Initialise loss from dummy batch method in policy.py

Hello, I have a question regarding the _initialize_loss_from_dummy_batch method in policy.py.

For RNN models it seems the state_in_ and state_out are sliced to return just the first 4 elements ( 4 hardcoded) . Is there any reason why this is done that way?

This would mask the remaining states getting in the forward method with all the consequences of that.

Code below.

Thanks a lot , Roberto

    if state_outs:
        B = 4  # For RNNs, have B=4, T=[depends on sample_batch_size]
        i = 0
        while "state_in_{}".format(i) in postprocessed_batch:
            postprocessed_batch["state_in_{}".format(i)] = \
                postprocessed_batch["state_in_{}".format(i)][:B]
            if "state_out_{}".format(i) in postprocessed_batch:
                postprocessed_batch["state_out_{}".format(i)] = \
                    postprocessed_batch["state_out_{}".format(i)][:B]
            i += 1
        seq_len = sample_batch_size // B
        seq_lens = np.array([seq_len for _ in range(B)], dtype=np.int32)

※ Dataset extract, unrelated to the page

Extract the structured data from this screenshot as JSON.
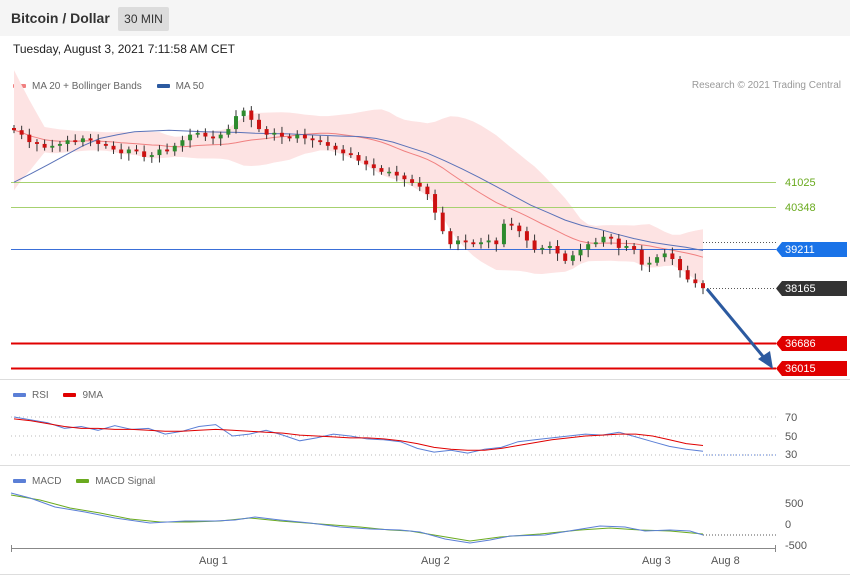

Hi @rob65 welcome to the community,

is not used during training only during the initial setup of the policy. It is used to try and automatically determine which items and how many timesteps are required in the sample_batch during rollouts and training. This process uses dummy data that is not obtained from the environment.

When it is actually used during training the entire sample_batch is used. Does this help or are you still seeing an issue?

1 Like

Hi @mannyv , thanks a lot for the info. This makes much more sense now.